Recent advances in networks, information and computation grids, and WWW have resulted in the proliferation of a multitude of physically distributed and autonomously developed software components and services in various domains including e-Business and e-Science. Real world applications in these domains call for effective tools for developing composite services using available sets of component services. Existing approaches to web service composition suffer from a very significant limitation in that they require the user (or service developer) to provide a specification of the desired behavior of the composite service (goal) in its entirety. More importantly, the current approaches adopt a single-step request-response paradigm to service composition. That is, if a specified goal service is unrealizable (which would be the case if the goal service specification is incomplete), the process simply fails. It is typically difficult for a developer to provide the complete goal service specification that is needed in the absence of a detailed knowledge of the specifications of the component services available. Moreover, most current approaches to service composition do not consider user preferences with regard to non-functional attributes of services (e.g., cost, performance). Against this background, our work focuses on the development of powerful interactive methods for service composition with provable guarantees with respect to user-specified functional and non-functional requirements.
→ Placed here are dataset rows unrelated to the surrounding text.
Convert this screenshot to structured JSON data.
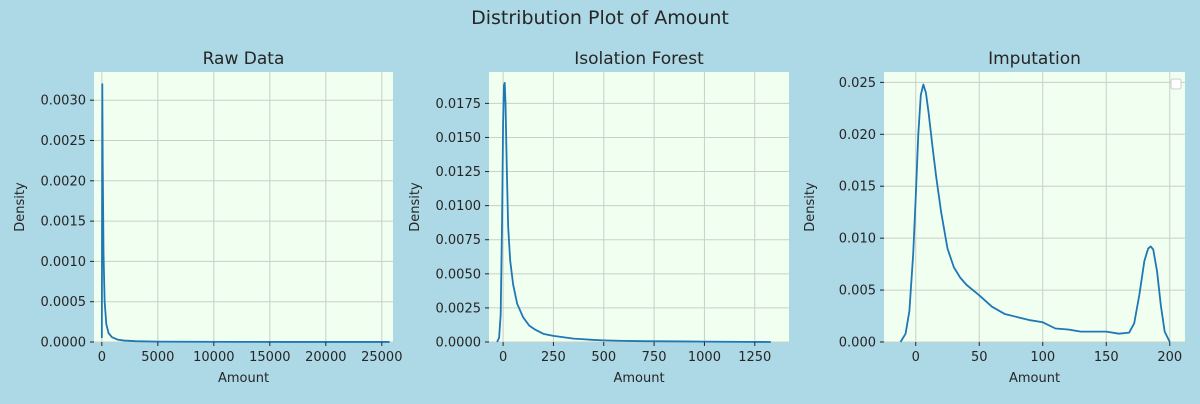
{
  "figure": {
    "title": "Distribution Plot of Amount",
    "background": "#add8e6",
    "axes_facecolor": "#f0fff0",
    "grid_color": "#c8d0c8",
    "line_color": "#1f77b4"
  },
  "chart_data": [
    {
      "type": "line",
      "title": "Raw Data",
      "xlabel": "Amount",
      "ylabel": "Density",
      "xlim": [
        -700,
        26000
      ],
      "ylim": [
        0,
        0.00335
      ],
      "xticks": [
        0,
        5000,
        10000,
        15000,
        20000,
        25000
      ],
      "yticks": [
        0.0,
        0.0005,
        0.001,
        0.0015,
        0.002,
        0.0025,
        0.003
      ],
      "ytick_labels": [
        "0.0000",
        "0.0005",
        "0.0010",
        "0.0015",
        "0.0020",
        "0.0025",
        "0.0030"
      ],
      "grid": true,
      "legend": false,
      "series": [
        {
          "x": [
            0,
            40,
            80,
            150,
            250,
            400,
            600,
            900,
            1400,
            2000,
            3000,
            5000,
            8000,
            12000,
            16000,
            20000,
            25000,
            25700
          ],
          "y": [
            5e-05,
            0.0032,
            0.0022,
            0.0011,
            0.0005,
            0.00022,
            0.00011,
            6e-05,
            3e-05,
            1.8e-05,
            1e-05,
            5e-06,
            3e-06,
            2e-06,
            1e-06,
            1e-06,
            1e-06,
            1e-06
          ]
        }
      ]
    },
    {
      "type": "line",
      "title": "Isolation Forest",
      "xlabel": "Amount",
      "ylabel": "Density",
      "xlim": [
        -70,
        1420
      ],
      "ylim": [
        0,
        0.0198
      ],
      "xticks": [
        0,
        250,
        500,
        750,
        1000,
        1250
      ],
      "yticks": [
        0.0,
        0.0025,
        0.005,
        0.0075,
        0.01,
        0.0125,
        0.015,
        0.0175
      ],
      "ytick_labels": [
        "0.0000",
        "0.0025",
        "0.0050",
        "0.0075",
        "0.0100",
        "0.0125",
        "0.0150",
        "0.0175"
      ],
      "grid": true,
      "legend": false,
      "series": [
        {
          "x": [
            -30,
            -20,
            -12,
            -5,
            0,
            4,
            8,
            12,
            18,
            25,
            35,
            50,
            70,
            100,
            130,
            160,
            200,
            250,
            300,
            350,
            400,
            450,
            500,
            550,
            600,
            700,
            800,
            900,
            1000,
            1100,
            1200,
            1330
          ],
          "y": [
            0.0,
            0.0003,
            0.002,
            0.009,
            0.016,
            0.0188,
            0.019,
            0.0175,
            0.013,
            0.0085,
            0.006,
            0.0042,
            0.0028,
            0.0018,
            0.0012,
            0.0009,
            0.0006,
            0.00045,
            0.00035,
            0.00025,
            0.0002,
            0.00015,
            0.00012,
            0.0001,
            8e-05,
            6e-05,
            5e-05,
            4e-05,
            3e-05,
            2e-05,
            1e-05,
            0.0
          ]
        }
      ]
    },
    {
      "type": "line",
      "title": "Imputation",
      "xlabel": "Amount",
      "ylabel": "Density",
      "xlim": [
        -25,
        212
      ],
      "ylim": [
        0,
        0.026
      ],
      "xticks": [
        0,
        50,
        100,
        150,
        200
      ],
      "yticks": [
        0.0,
        0.005,
        0.01,
        0.015,
        0.02,
        0.025
      ],
      "ytick_labels": [
        "0.000",
        "0.005",
        "0.010",
        "0.015",
        "0.020",
        "0.025"
      ],
      "grid": true,
      "legend": true,
      "legend_loc": "top-right",
      "series": [
        {
          "x": [
            -12,
            -8,
            -5,
            -2,
            0,
            2,
            4,
            6,
            8,
            10,
            13,
            16,
            20,
            25,
            30,
            35,
            40,
            50,
            60,
            70,
            80,
            90,
            100,
            110,
            120,
            130,
            140,
            150,
            160,
            168,
            172,
            176,
            180,
            183,
            185,
            187,
            190,
            193,
            196,
            200
          ],
          "y": [
            0.0,
            0.0008,
            0.003,
            0.0085,
            0.014,
            0.02,
            0.0238,
            0.0248,
            0.024,
            0.0222,
            0.019,
            0.016,
            0.0125,
            0.009,
            0.0072,
            0.0062,
            0.0055,
            0.0045,
            0.0034,
            0.0027,
            0.0024,
            0.0021,
            0.0019,
            0.0013,
            0.0012,
            0.001,
            0.001,
            0.001,
            0.0008,
            0.0009,
            0.0018,
            0.0045,
            0.0078,
            0.009,
            0.0092,
            0.0089,
            0.0068,
            0.0035,
            0.001,
            0.0
          ]
        }
      ]
    }
  ]
}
Some results of this research include:

  • Algorithms for interactive specification-driven functional assembly of composite services from a repository of available component services (Pathak et al., 2007a; 2007b; 2008)
  • Algorithms for efficient identification of feasible replacement of one or more component services of a composite service while maintaining its functionality (Pathak et al., 2007)
  • Algorithms for incorporating user preferences over non-functional attributes of a service (e.g., cost, security, reliability) in assembling a most preferred composition that achieves the user-specified functionality (Santhanam et al., 2008).